Bojanowski: “We will not adjust our operations until we have a better understanding of what the impact is going to be. On (the day after the election), we had a meeting with our revenue team. We do have a daily report being produced now on key markets like New York City, Washington, D.C., San Francisco and Los Angeles—the kind of markets that are gateway cities. We’re watching very, very closely the cancelations occurring in hotels, the origins of those reservations. We’re also tightly monitoring the origins of reservations made in our hotels outside the country and the pace of those reservations. … There’s nothing alarming yet. We’ve seen some, but not at a level that’s alarming. The sample size is not statistically valid at this point in time.”
Additional thoughts on the results of the election:
Martz: “It looks like Alec Baldwin will now be a permanent cast member on (Saturday Night Live), so we have that to look forward to.”
Dreher: “In our humble opinion, no matter who we all voted for, it is time to put aside polarization on both sides and come together as a country. The president-elect has the bully pulpit and hopefully will set a refreshed optimistic tone. The president has expressed a positive transition of power the past couple of days and taken the high road, which says a lot about his character—that being country above party. In the end, we all have to remember how grateful and blessed we are to live in the best country in the world. We aren’t all perfect, yet our diversity, values, and strong democracy is unmatched in the world.”

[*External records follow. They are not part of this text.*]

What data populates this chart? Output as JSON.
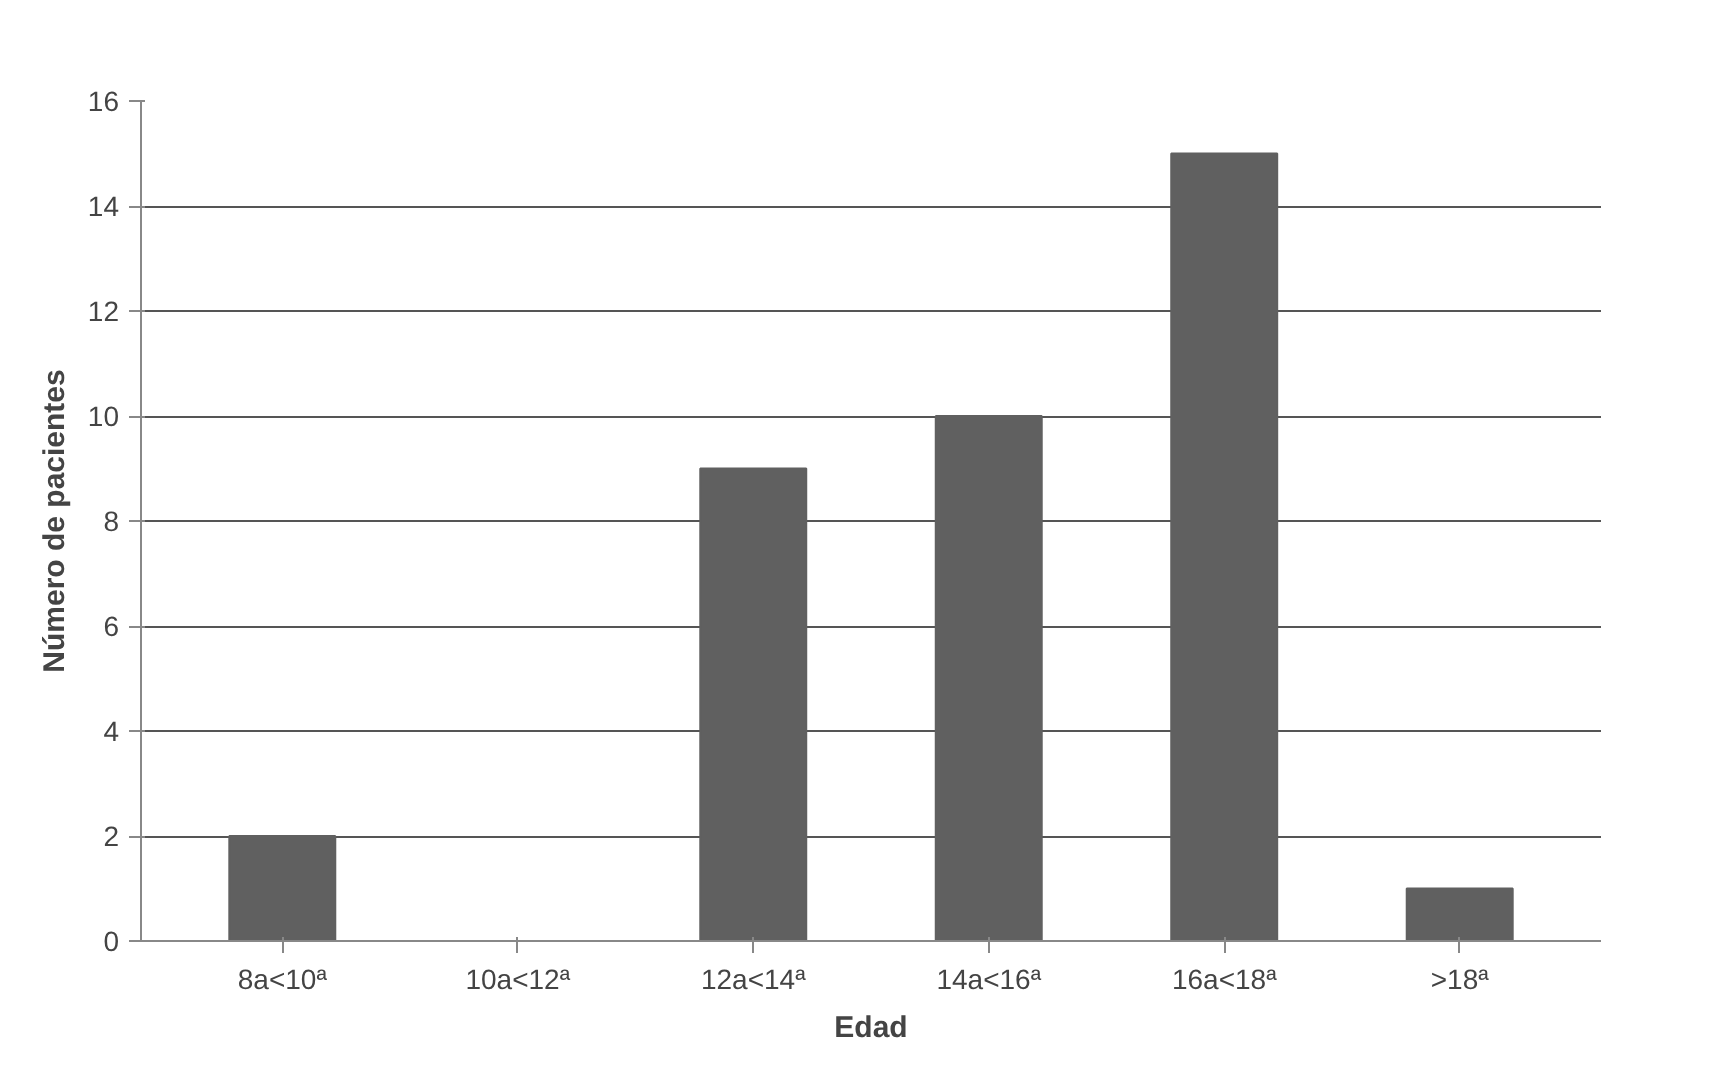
{
  "chart_data": {
    "type": "bar",
    "xlabel": "Edad",
    "ylabel": "Número de pacientes",
    "categories": [
      "8a<10ª",
      "10a<12ª",
      "12a<14ª",
      "14a<16ª",
      "16a<18ª",
      ">18ª"
    ],
    "values": [
      2,
      0,
      9,
      10,
      15,
      1
    ],
    "color": "#606060",
    "ylim": [
      0,
      16
    ],
    "yticks": [
      0,
      2,
      4,
      6,
      8,
      10,
      12,
      14,
      16
    ],
    "grid": "y"
  }
}
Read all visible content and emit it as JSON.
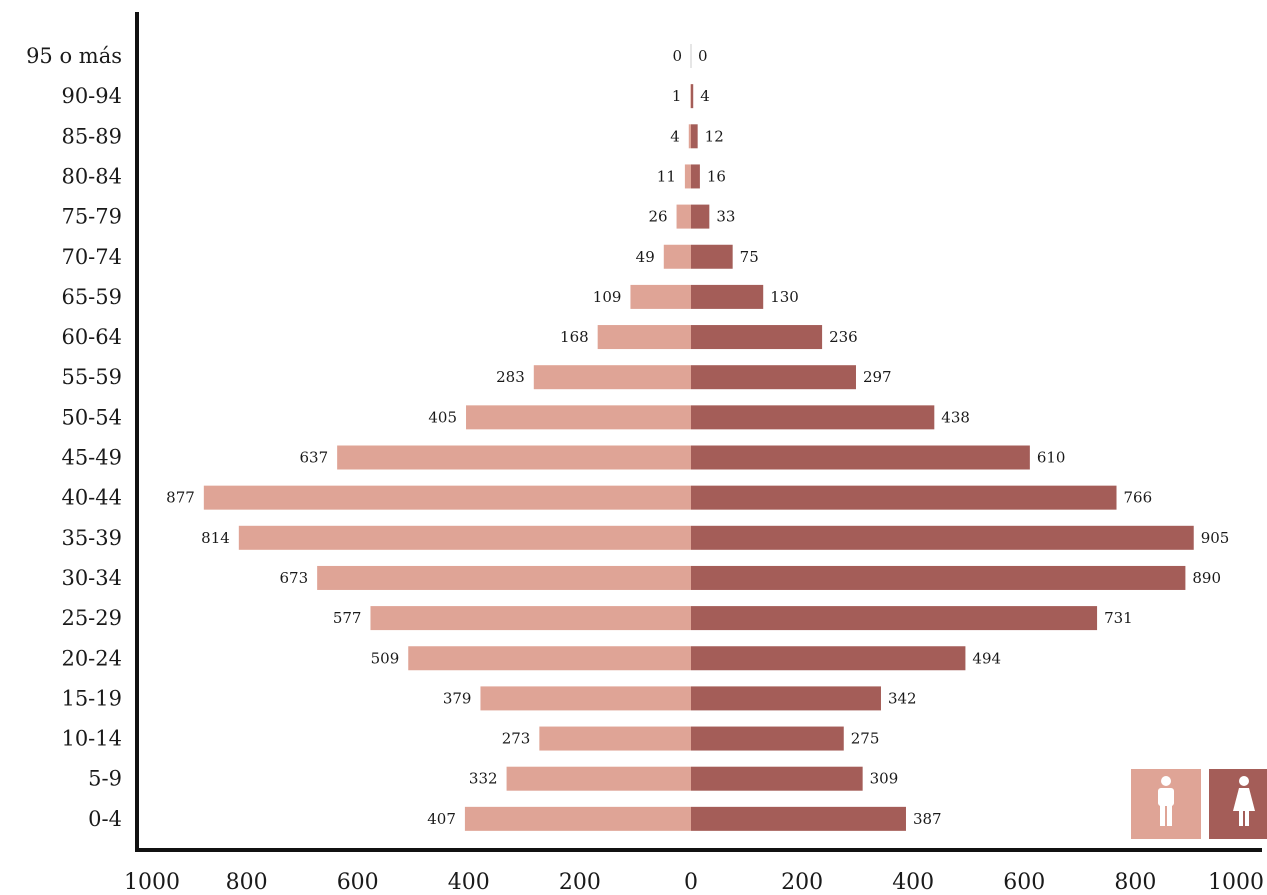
{
  "colors": {
    "male": "#dfa496",
    "female": "#a45d58",
    "axis": "#111111",
    "icon": "#ffffff"
  },
  "legend": {
    "male_icon": "male-icon",
    "female_icon": "female-icon"
  },
  "chart_data": {
    "type": "bar",
    "orientation": "horizontal",
    "title": "",
    "xlabel": "",
    "ylabel": "",
    "xlim": [
      -1000,
      1000
    ],
    "grid": false,
    "legend_position": "bottom-right",
    "x_ticks": [
      {
        "value": -1000,
        "label": "1000"
      },
      {
        "value": -800,
        "label": "800"
      },
      {
        "value": -600,
        "label": "600"
      },
      {
        "value": -400,
        "label": "400"
      },
      {
        "value": -200,
        "label": "200"
      },
      {
        "value": 0,
        "label": "0"
      },
      {
        "value": 200,
        "label": "200"
      },
      {
        "value": 400,
        "label": "400"
      },
      {
        "value": 600,
        "label": "600"
      },
      {
        "value": 800,
        "label": "800"
      },
      {
        "value": 1000,
        "label": "1000"
      }
    ],
    "categories": [
      "95 o más",
      "90-94",
      "85-89",
      "80-84",
      "75-79",
      "70-74",
      "65-59",
      "60-64",
      "55-59",
      "50-54",
      "45-49",
      "40-44",
      "35-39",
      "30-34",
      "25-29",
      "20-24",
      "15-19",
      "10-14",
      "5-9",
      "0-4"
    ],
    "series": [
      {
        "side": "left",
        "values": [
          0,
          1,
          4,
          11,
          26,
          49,
          109,
          168,
          283,
          405,
          637,
          877,
          814,
          673,
          577,
          509,
          379,
          273,
          332,
          407
        ]
      },
      {
        "side": "right",
        "values": [
          0,
          4,
          12,
          16,
          33,
          75,
          130,
          236,
          297,
          438,
          610,
          766,
          905,
          890,
          731,
          494,
          342,
          275,
          309,
          387
        ]
      }
    ]
  }
}
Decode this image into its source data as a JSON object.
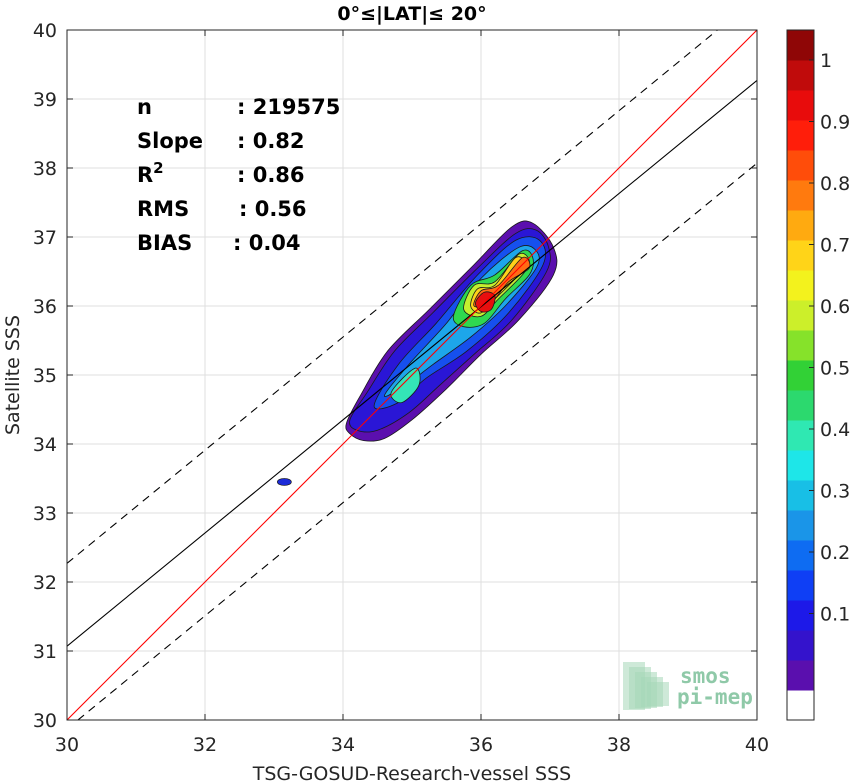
{
  "chart_data": {
    "type": "contour-density",
    "title": "0°≤|LAT|≤ 20°",
    "xlabel": "TSG-GOSUD-Research-vessel SSS",
    "ylabel": "Satellite SSS",
    "xlim": [
      30,
      40
    ],
    "ylim": [
      30,
      40
    ],
    "xticks": [
      "30",
      "32",
      "34",
      "36",
      "38",
      "40"
    ],
    "yticks": [
      "30",
      "31",
      "32",
      "33",
      "34",
      "35",
      "36",
      "37",
      "38",
      "39",
      "40"
    ],
    "grid": true,
    "stats": [
      {
        "label": "n",
        "value": ": 219575"
      },
      {
        "label": "Slope",
        "value": ": 0.82"
      },
      {
        "label": "R",
        "sup": "2",
        "value": ": 0.86"
      },
      {
        "label": "RMS",
        "value": ": 0.56"
      },
      {
        "label": "BIAS",
        "value": ": 0.04"
      }
    ],
    "lines": {
      "identity": {
        "slope": 1.0,
        "intercept": 0.0,
        "color": "#ff0000"
      },
      "regression": {
        "slope": 0.82,
        "intercept": 6.47,
        "color": "#000000"
      },
      "upper_dashed": {
        "slope": 0.82,
        "intercept": 7.67,
        "color": "#000000"
      },
      "lower_dashed": {
        "slope": 0.82,
        "intercept": 5.27,
        "color": "#000000"
      }
    },
    "contour_levels": [
      {
        "level": 0.05,
        "color": "#5b0fae",
        "points": [
          [
            34.05,
            34.3
          ],
          [
            34.25,
            34.7
          ],
          [
            34.65,
            35.35
          ],
          [
            35.25,
            35.95
          ],
          [
            35.9,
            36.6
          ],
          [
            36.45,
            37.15
          ],
          [
            36.75,
            37.2
          ],
          [
            37.05,
            36.85
          ],
          [
            37.05,
            36.45
          ],
          [
            36.55,
            35.8
          ],
          [
            36.0,
            35.3
          ],
          [
            35.5,
            34.8
          ],
          [
            35.0,
            34.35
          ],
          [
            34.6,
            34.08
          ],
          [
            34.3,
            34.05
          ],
          [
            34.1,
            34.15
          ]
        ]
      },
      {
        "level": 0.15,
        "color": "#2a16d6",
        "points": [
          [
            34.1,
            34.35
          ],
          [
            34.35,
            34.75
          ],
          [
            34.75,
            35.35
          ],
          [
            35.3,
            35.9
          ],
          [
            35.95,
            36.55
          ],
          [
            36.5,
            37.05
          ],
          [
            36.8,
            37.1
          ],
          [
            36.98,
            36.85
          ],
          [
            36.95,
            36.5
          ],
          [
            36.45,
            35.8
          ],
          [
            35.9,
            35.3
          ],
          [
            35.4,
            34.85
          ],
          [
            34.95,
            34.45
          ],
          [
            34.5,
            34.2
          ],
          [
            34.2,
            34.2
          ]
        ]
      },
      {
        "level": 0.25,
        "color": "#1650ee",
        "points": [
          [
            34.45,
            34.55
          ],
          [
            34.8,
            35.15
          ],
          [
            35.35,
            35.75
          ],
          [
            35.95,
            36.45
          ],
          [
            36.5,
            36.95
          ],
          [
            36.85,
            36.95
          ],
          [
            36.9,
            36.6
          ],
          [
            36.4,
            35.9
          ],
          [
            35.8,
            35.35
          ],
          [
            35.2,
            34.95
          ],
          [
            34.8,
            34.6
          ]
        ]
      },
      {
        "level": 0.35,
        "color": "#1da6ea",
        "points": [
          [
            34.6,
            34.7
          ],
          [
            34.95,
            35.15
          ],
          [
            35.5,
            35.75
          ],
          [
            36.0,
            36.4
          ],
          [
            36.55,
            36.85
          ],
          [
            36.8,
            36.8
          ],
          [
            36.8,
            36.55
          ],
          [
            36.35,
            36.0
          ],
          [
            35.85,
            35.55
          ],
          [
            35.3,
            35.15
          ],
          [
            34.9,
            34.85
          ]
        ]
      },
      {
        "level": 0.45,
        "color": "#34e5b7",
        "points": [
          [
            34.7,
            34.75
          ],
          [
            35.05,
            35.1
          ],
          [
            35.1,
            34.85
          ],
          [
            34.85,
            34.6
          ]
        ]
      },
      {
        "level": 0.5,
        "color": "#2fd84f",
        "points": [
          [
            35.6,
            35.85
          ],
          [
            35.85,
            36.3
          ],
          [
            36.2,
            36.45
          ],
          [
            36.6,
            36.8
          ],
          [
            36.75,
            36.7
          ],
          [
            36.7,
            36.45
          ],
          [
            36.35,
            36.1
          ],
          [
            36.05,
            35.75
          ],
          [
            35.75,
            35.7
          ]
        ]
      },
      {
        "level": 0.6,
        "color": "#c4ef2f",
        "points": [
          [
            35.75,
            35.95
          ],
          [
            35.9,
            36.3
          ],
          [
            36.2,
            36.35
          ],
          [
            36.55,
            36.75
          ],
          [
            36.7,
            36.65
          ],
          [
            36.6,
            36.45
          ],
          [
            36.25,
            36.1
          ],
          [
            36.0,
            35.85
          ]
        ]
      },
      {
        "level": 0.7,
        "color": "#ffd21a",
        "points": [
          [
            35.85,
            36.0
          ],
          [
            35.95,
            36.25
          ],
          [
            36.2,
            36.3
          ],
          [
            36.5,
            36.7
          ],
          [
            36.65,
            36.6
          ],
          [
            36.5,
            36.4
          ],
          [
            36.2,
            36.1
          ],
          [
            36.0,
            35.9
          ]
        ]
      },
      {
        "level": 0.8,
        "color": "#ff6a14",
        "points": [
          [
            35.9,
            36.0
          ],
          [
            36.0,
            36.22
          ],
          [
            36.25,
            36.3
          ],
          [
            36.6,
            36.7
          ],
          [
            36.7,
            36.55
          ],
          [
            36.4,
            36.35
          ],
          [
            36.15,
            36.05
          ]
        ]
      },
      {
        "level": 0.9,
        "color": "#e80f0f",
        "points": [
          [
            35.92,
            36.05
          ],
          [
            36.05,
            36.2
          ],
          [
            36.2,
            36.15
          ],
          [
            36.15,
            35.95
          ],
          [
            36.0,
            35.92
          ]
        ]
      }
    ],
    "outlier_blob": {
      "x": 33.15,
      "y": 33.45,
      "color": "#1c2bd8"
    },
    "colorbar": {
      "ticks": [
        "0.1",
        "0.2",
        "0.3",
        "0.4",
        "0.5",
        "0.6",
        "0.7",
        "0.8",
        "0.9",
        "1"
      ],
      "tick_values": [
        0.1,
        0.2,
        0.3,
        0.4,
        0.5,
        0.6,
        0.7,
        0.8,
        0.9,
        1.0
      ],
      "colors": [
        "#ffffff",
        "#5a0fae",
        "#3413cc",
        "#1d19e8",
        "#0f3ff5",
        "#0e6cf2",
        "#1a95e8",
        "#18bfe6",
        "#1ee6e8",
        "#2fe8b2",
        "#2cd96e",
        "#32d136",
        "#86e22a",
        "#ccef2a",
        "#f3f21d",
        "#ffd418",
        "#ffaa10",
        "#ff7a0e",
        "#ff4d0a",
        "#ff1e0a",
        "#e80c0c",
        "#c00b0b",
        "#8f0606"
      ]
    },
    "logo": {
      "line1": "smos",
      "line2": "pi-mep"
    }
  }
}
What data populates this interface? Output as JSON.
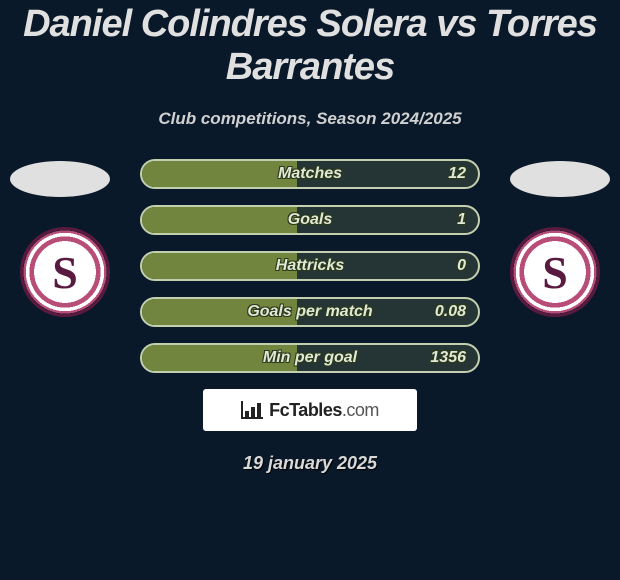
{
  "title": "Daniel Colindres Solera vs Torres Barrantes",
  "subtitle": "Club competitions, Season 2024/2025",
  "date": "19 january 2025",
  "brand": {
    "name": "FcTables",
    "suffix": ".com"
  },
  "colors": {
    "page_bg": "#0a1929",
    "title_color": "#e0e0e0",
    "bar_border": "#c3d0b0",
    "bar_fill": "#71853f",
    "badge_primary": "#5a1a40",
    "badge_accent": "#b84d77",
    "ellipse_bg": "#e0e0e0",
    "stat_text": "#e2e8d8"
  },
  "fill_pct": 46,
  "stats": [
    {
      "label": "Matches",
      "value": "12"
    },
    {
      "label": "Goals",
      "value": "1"
    },
    {
      "label": "Hattricks",
      "value": "0"
    },
    {
      "label": "Goals per match",
      "value": "0.08"
    },
    {
      "label": "Min per goal",
      "value": "1356"
    }
  ]
}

Bojanowski: “Being based in Washington, D.C., and having a number of hotels in the area, a change in administration is a really good thing for demand in D.C. Inauguration is a good thing for demand. With the ‘drain the swamp’ approach from Donald Trump, we expect significantly higher levels of activity and demand for hotels around this election, in particular because the claims of essentially wiping out the status quo and everyone in it means new people coming in.”